なぜ何度もここに来てしまうのか、自分でもわからない。
たぶん、この石はどうするつもりだと問い詰めてこないからだ。
数秒の沈黙の後、意を決した。
「母さん、俺は強くなりたい」
エリーナがわずかに瞬いた。
「強くなる? どうして? 今のままじゃ駄目なの?」
「母さんを守れるようになる」
少し止まり、声が半音落ちた。
「俺、いろいろ見たんだ……」
イノは墓石の文字を見つめた。
「母さんは知らないんだよ、外に何があるか」
エリーナがゆっくりと振り返り、イノを見た。
その目は怒りではなかった。怒りよりもっと深いところにあるものだった。
「知らないのはあなたよ」
「見たからって、わかったつもり?」
「俺は——」
「わかってない」
エリーナが遮った。
声が急に上がった。
「あなたが見たのはせいぜい野獣でしょう——本当の地獄に比べたら、何でもない!」
「イノ、私にはあなたの守りなんていらない」
「でも——」
「あなたが無事でいること。

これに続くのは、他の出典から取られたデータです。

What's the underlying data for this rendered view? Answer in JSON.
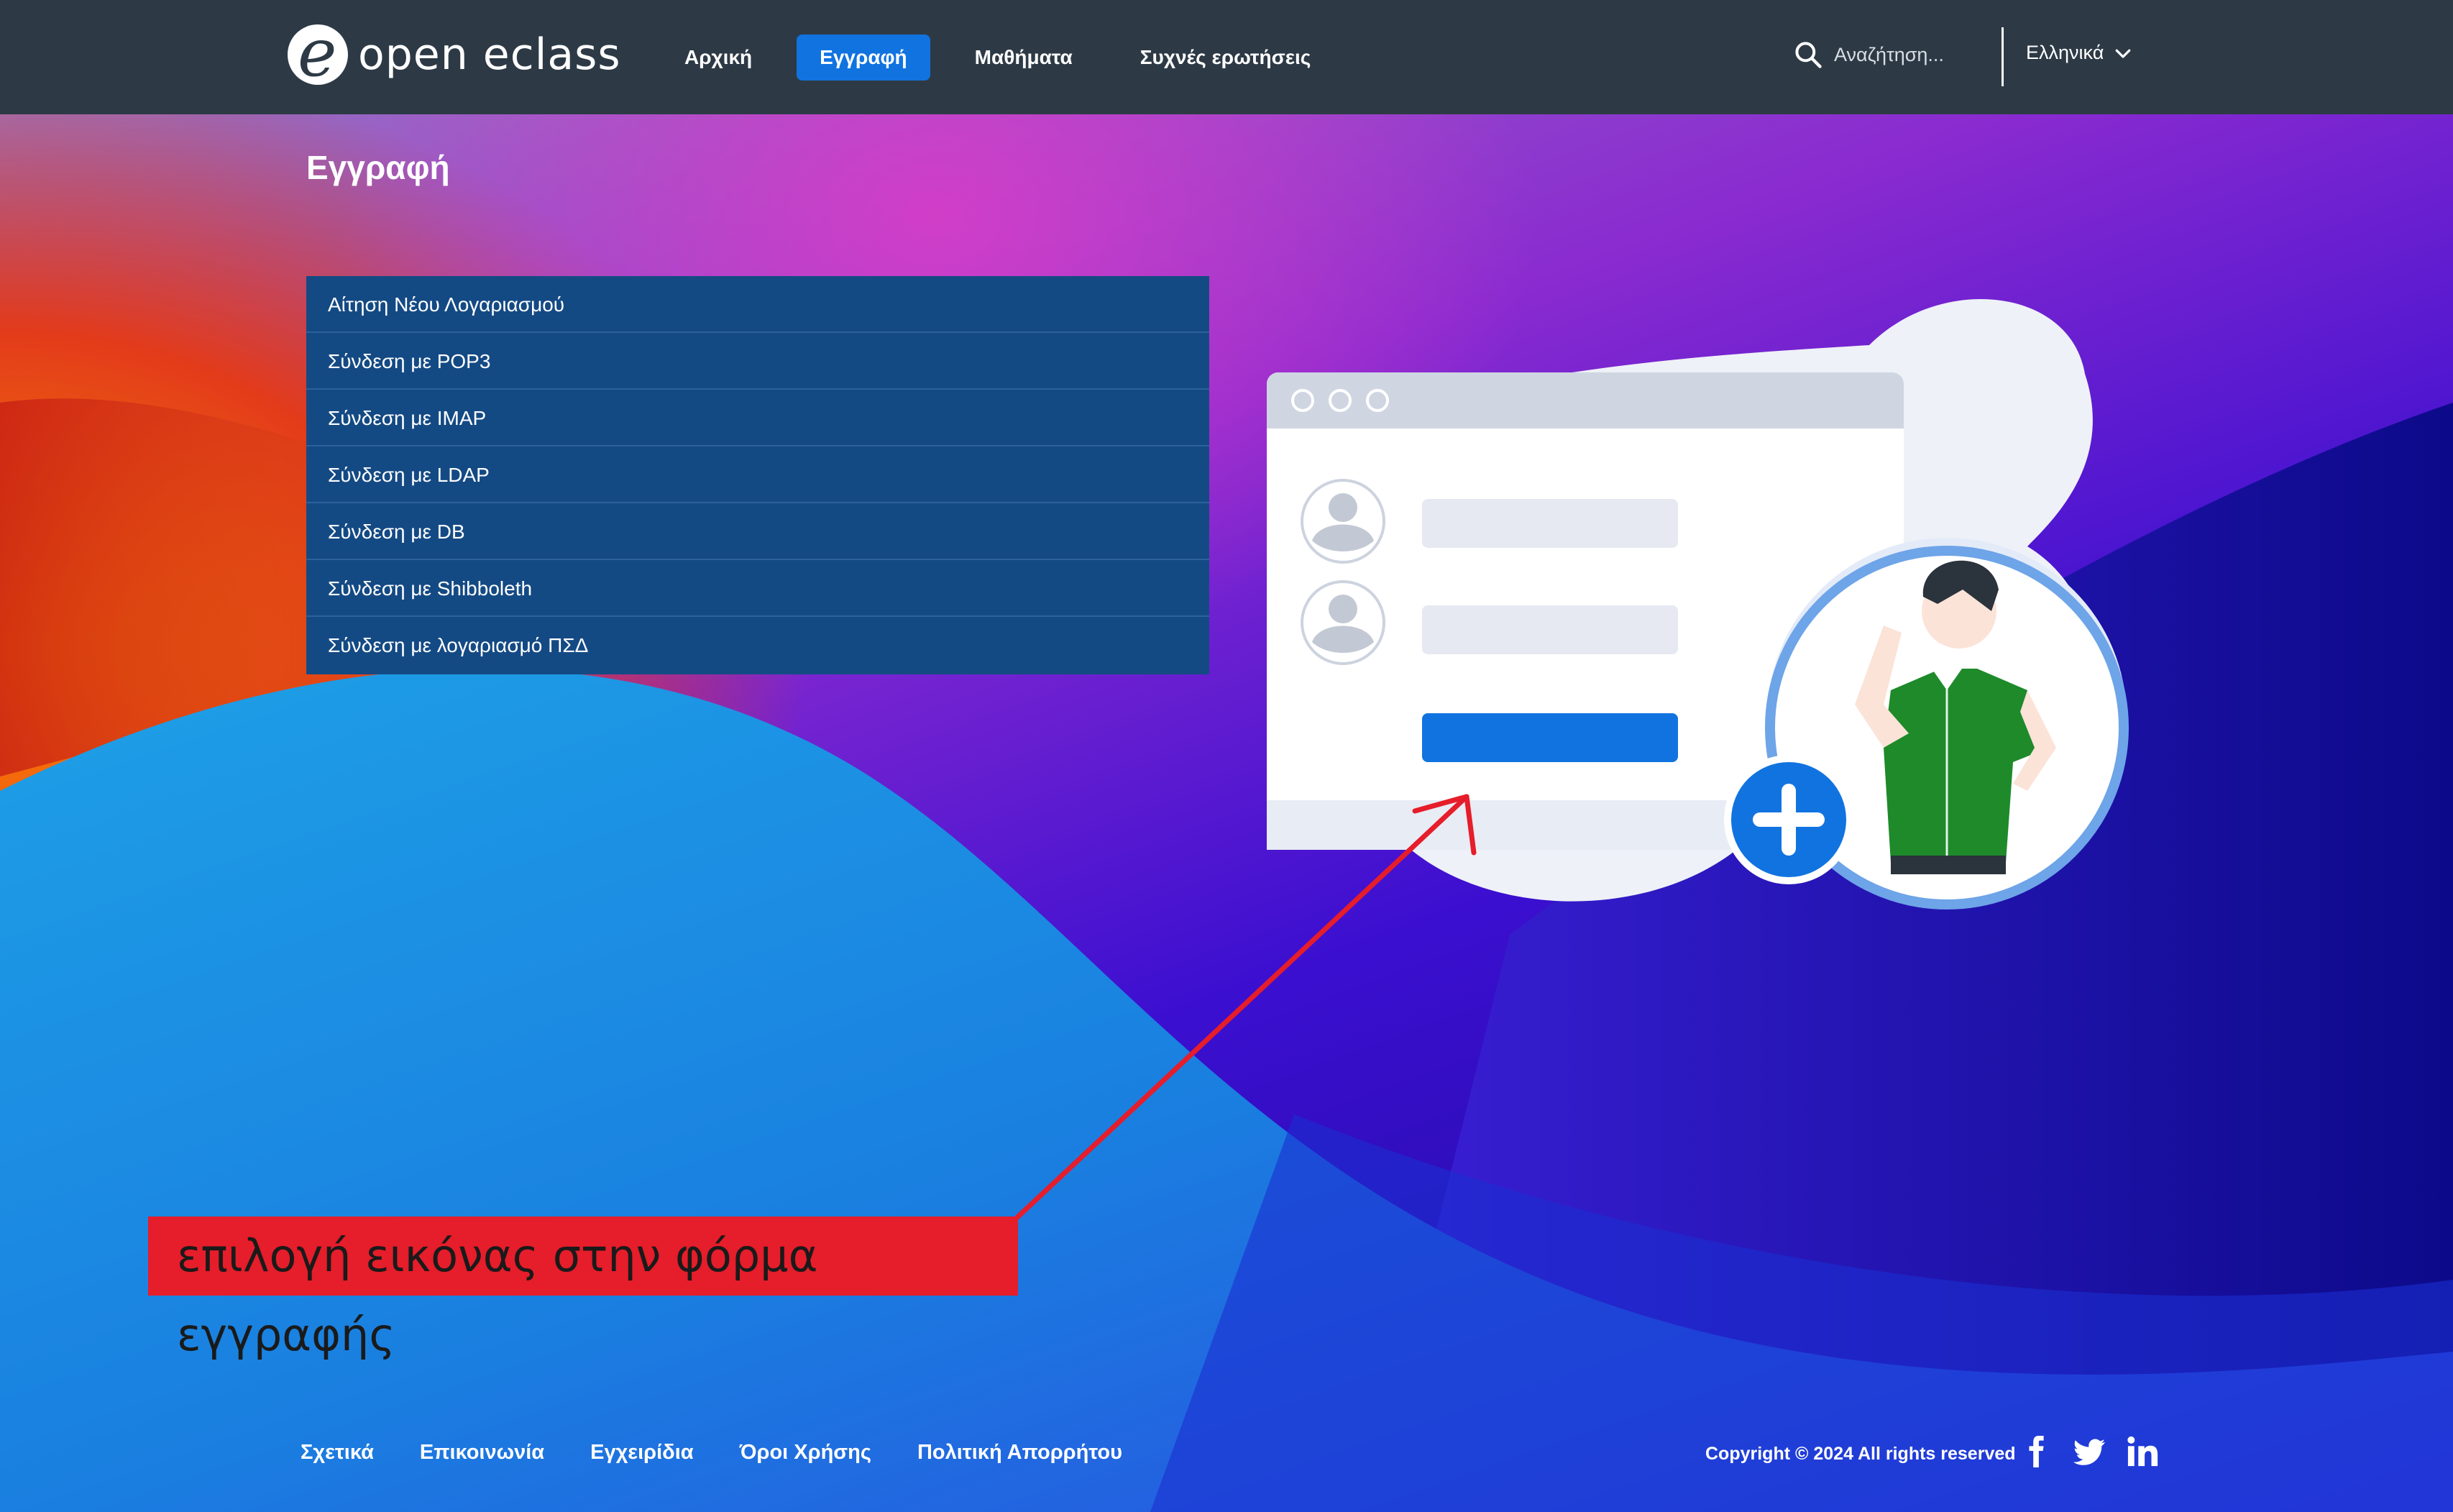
{
  "header": {
    "logo_text": "open eclass",
    "nav": [
      {
        "label": "Αρχική",
        "active": false
      },
      {
        "label": "Εγγραφή",
        "active": true
      },
      {
        "label": "Μαθήματα",
        "active": false
      },
      {
        "label": "Συχνές ερωτήσεις",
        "active": false
      }
    ],
    "search_placeholder": "Αναζήτηση...",
    "language": "Ελληνικά"
  },
  "page_title": "Εγγραφή",
  "menu": [
    "Αίτηση Νέου Λογαριασμού",
    "Σύνδεση με POP3",
    "Σύνδεση με IMAP",
    "Σύνδεση με LDAP",
    "Σύνδεση με DB",
    "Σύνδεση με Shibboleth",
    "Σύνδεση με λογαριασμό ΠΣΔ"
  ],
  "annotation": "επιλογή εικόνας στην φόρμα εγγραφής",
  "footer": {
    "links": [
      "Σχετικά",
      "Επικοινωνία",
      "Εγχειρίδια",
      "Όροι Χρήσης",
      "Πολιτική Απορρήτου"
    ],
    "copyright": "Copyright © 2024 All rights reserved",
    "social_icons": [
      "facebook-icon",
      "twitter-icon",
      "linkedin-icon"
    ]
  },
  "colors": {
    "header_bg": "#2d3a46",
    "accent": "#1173e0",
    "menu_bg": "#144a84",
    "annotation": "#e61d2a",
    "illustration_button": "#1173e0",
    "shirt": "#1e8a2a"
  }
}
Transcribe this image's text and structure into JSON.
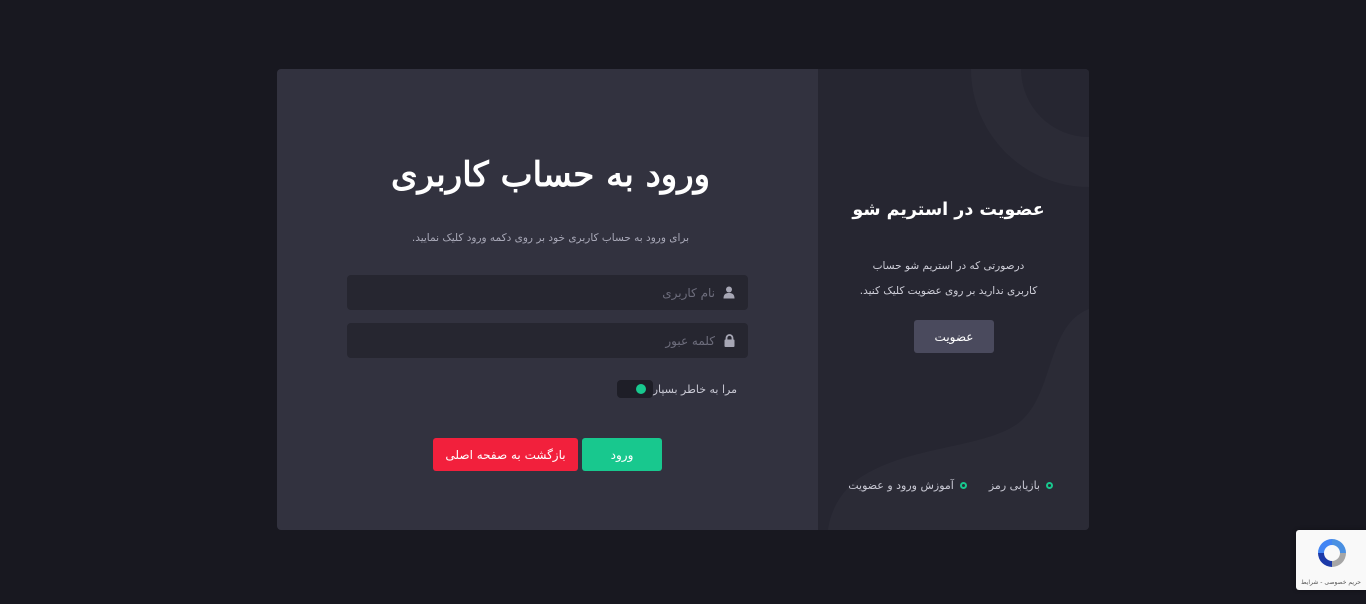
{
  "login": {
    "title": "ورود به حساب کاربری",
    "subtitle": "برای ورود به حساب کاربری خود بر روی دکمه ورود کلیک نمایید.",
    "username_placeholder": "نام کاربری",
    "password_placeholder": "کلمه عبور",
    "remember_label": "مرا به خاطر بسپار",
    "remember_on": true,
    "submit_label": "ورود",
    "back_label": "بازگشت به صفحه اصلی"
  },
  "signup": {
    "title": "عضویت در استریم شو",
    "text_line1": "درصورتی که در استریم شو حساب",
    "text_line2": "کاربری ندارید بر روی عضویت کلیک کنید.",
    "button_label": "عضویت",
    "links": [
      {
        "label": "بازیابی رمز"
      },
      {
        "label": "آموزش ورود و عضویت"
      }
    ]
  },
  "recaptcha": {
    "terms_text": "حریم خصوصی - شرایط"
  },
  "colors": {
    "accent": "#18c88e",
    "danger": "#f2203c",
    "page_bg": "#181820",
    "login_bg": "#32323f",
    "signup_bg": "#262631"
  },
  "icons": {
    "username": "user-icon",
    "password": "lock-icon",
    "link_bullet": "ring-dot-icon",
    "recaptcha": "recaptcha-logo-icon"
  }
}
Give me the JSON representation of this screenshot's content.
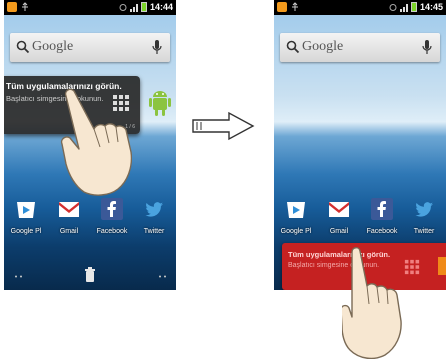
{
  "status_bar": {
    "time_left": "14:44",
    "time_right": "14:45"
  },
  "search": {
    "label": "Google"
  },
  "tooltip": {
    "title": "Tüm uygulamalarınızı görün.",
    "subtitle_left": "Başlatıcı simgesine dokunun.",
    "subtitle_right": "Başlatıcı simgesine dokunun.",
    "page_indicator": "1 / 6"
  },
  "apps": [
    {
      "label": "Google Pl",
      "icon": "play-store-icon"
    },
    {
      "label": "Gmail",
      "icon": "gmail-icon"
    },
    {
      "label": "Facebook",
      "icon": "facebook-icon"
    },
    {
      "label": "Twitter",
      "icon": "twitter-icon"
    }
  ],
  "colors": {
    "tooltip_red": "#c52121",
    "tooltip_dark": "#282828",
    "battery": "#7dd52b",
    "notification": "#f39a1c"
  }
}
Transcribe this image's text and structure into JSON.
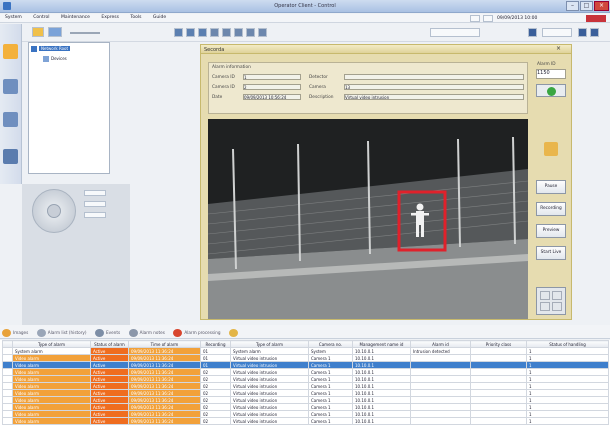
{
  "window": {
    "title": "Operator Client - Control"
  },
  "menu": {
    "items": [
      "System",
      "Control",
      "Maintenance",
      "Express",
      "Tools",
      "Guide"
    ]
  },
  "statusbar": {
    "datetime": "09/09/2013 10:00"
  },
  "tree": {
    "items": [
      {
        "label": "Network Root"
      },
      {
        "label": "Devices"
      }
    ]
  },
  "alarm_window": {
    "title": "Secorda",
    "info_header": "Alarm information",
    "labels": {
      "camera_id": "Camera ID",
      "camera_name": "Camera ID",
      "date": "Date",
      "detector": "Detector",
      "camera": "Camera",
      "description": "Description"
    },
    "values": {
      "camera_id": "1",
      "camera_name": "2",
      "date": "09/09/2013 10:56:24",
      "detector": "",
      "camera": "13",
      "description": "Virtual video intrusion"
    },
    "alarm_id_label": "Alarm ID",
    "alarm_id_value": "1150"
  },
  "right_buttons": [
    "Pause",
    "Recording",
    "Preview",
    "Start Live"
  ],
  "tabs": [
    "Images",
    "Alarm list (history)",
    "Events",
    "Alarm notes",
    "Alarm processing",
    ""
  ],
  "table": {
    "headers": [
      "",
      "Type of alarm",
      "Status of alarm",
      "Time of alarm",
      "Recording",
      "Type of alarm",
      "Camera no.",
      "Management name id",
      "Alarm id",
      "Priority class",
      "Status of handling"
    ],
    "rows": [
      [
        "",
        "System alarm",
        "Active",
        "09/09/2013 11:36:24",
        "01",
        "System alarm",
        "System",
        "10.10.0.1",
        "Intrusion detected",
        "",
        "1"
      ],
      [
        "",
        "Video alarm",
        "Active",
        "09/09/2013 11:36:24",
        "01",
        "Virtual video intrusion",
        "Camera 1",
        "10.10.0.1",
        "",
        "",
        "1"
      ],
      [
        "",
        "Video alarm",
        "Active",
        "09/09/2013 11:36:24",
        "01",
        "Virtual video intrusion",
        "Camera 1",
        "10.10.0.1",
        "",
        "",
        "1"
      ],
      [
        "",
        "Video alarm",
        "Active",
        "09/09/2013 11:36:24",
        "02",
        "Virtual video intrusion",
        "Camera 1",
        "10.10.0.1",
        "",
        "",
        "1"
      ],
      [
        "",
        "Video alarm",
        "Active",
        "09/09/2013 11:36:24",
        "02",
        "Virtual video intrusion",
        "Camera 1",
        "10.10.0.1",
        "",
        "",
        "1"
      ],
      [
        "",
        "Video alarm",
        "Active",
        "09/09/2013 11:36:24",
        "02",
        "Virtual video intrusion",
        "Camera 1",
        "10.10.0.1",
        "",
        "",
        "1"
      ],
      [
        "",
        "Video alarm",
        "Active",
        "09/09/2013 11:36:24",
        "02",
        "Virtual video intrusion",
        "Camera 1",
        "10.10.0.1",
        "",
        "",
        "1"
      ],
      [
        "",
        "Video alarm",
        "Active",
        "09/09/2013 11:36:24",
        "02",
        "Virtual video intrusion",
        "Camera 1",
        "10.10.0.1",
        "",
        "",
        "1"
      ],
      [
        "",
        "Video alarm",
        "Active",
        "09/09/2013 11:36:24",
        "02",
        "Virtual video intrusion",
        "Camera 1",
        "10.10.0.1",
        "",
        "",
        "1"
      ],
      [
        "",
        "Video alarm",
        "Active",
        "09/09/2013 11:36:24",
        "02",
        "Virtual video intrusion",
        "Camera 1",
        "10.10.0.1",
        "",
        "",
        "1"
      ],
      [
        "",
        "Video alarm",
        "Active",
        "09/09/2013 11:36:24",
        "02",
        "Virtual video intrusion",
        "Camera 1",
        "10.10.0.1",
        "",
        "",
        "1"
      ]
    ],
    "selected_row": 2
  },
  "colors": {
    "accent": "#3f7fcc",
    "alarm_orange": "#f2a13a",
    "detection_box": "#e0212b"
  }
}
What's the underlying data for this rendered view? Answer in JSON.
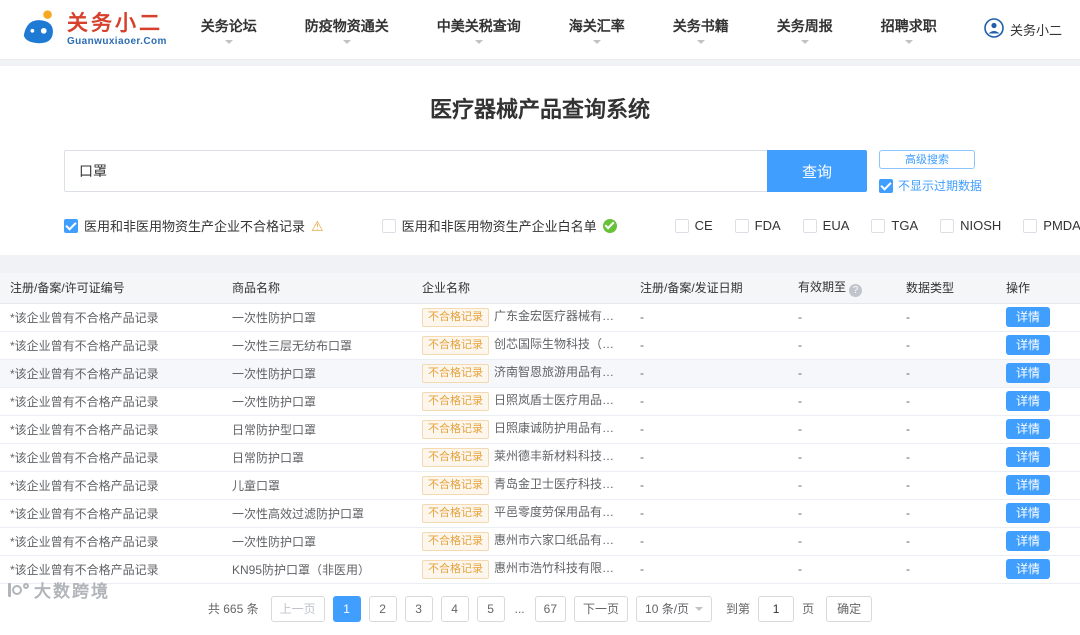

それだけが、私とお父さんの一番の願いなの」
イノが顔を上げた。
声がとても低かった。
「じゃあ父さんは今どこにいるの?」
エリーナの唇が動いた。
が、答えは出なかった。
陽の光が睫毛に落ちて、かすかに震えた。
少しして、身を屈めて花束を整え直した。
ゆっくりと丁寧に。
「お父さんはもう失った。あなたまで失うわけにはいかないの」
「でも、何もしないままでいるなんてできない」
イノは歯を食いしばった。
エリーナは振り返らなかった。
目の奥の哀しみが、静かに沈んでいく。
イノは俯いて、小さく言った。
「……わかったよ」
エリーナは立ち上がり、手についた草の屑を払い、歩き出した。
イノはその背を見送った。
「でも俺は……このまま立ち止まって、世界に押し潰されるのを待ってるわけにはいかない」
エリーナの姿が、道の角で消えた。
イノは動かなかった。
自分の手を見下ろした。
まだ包帯の巻かれた左手を。
それから踵を返し、歩き出した。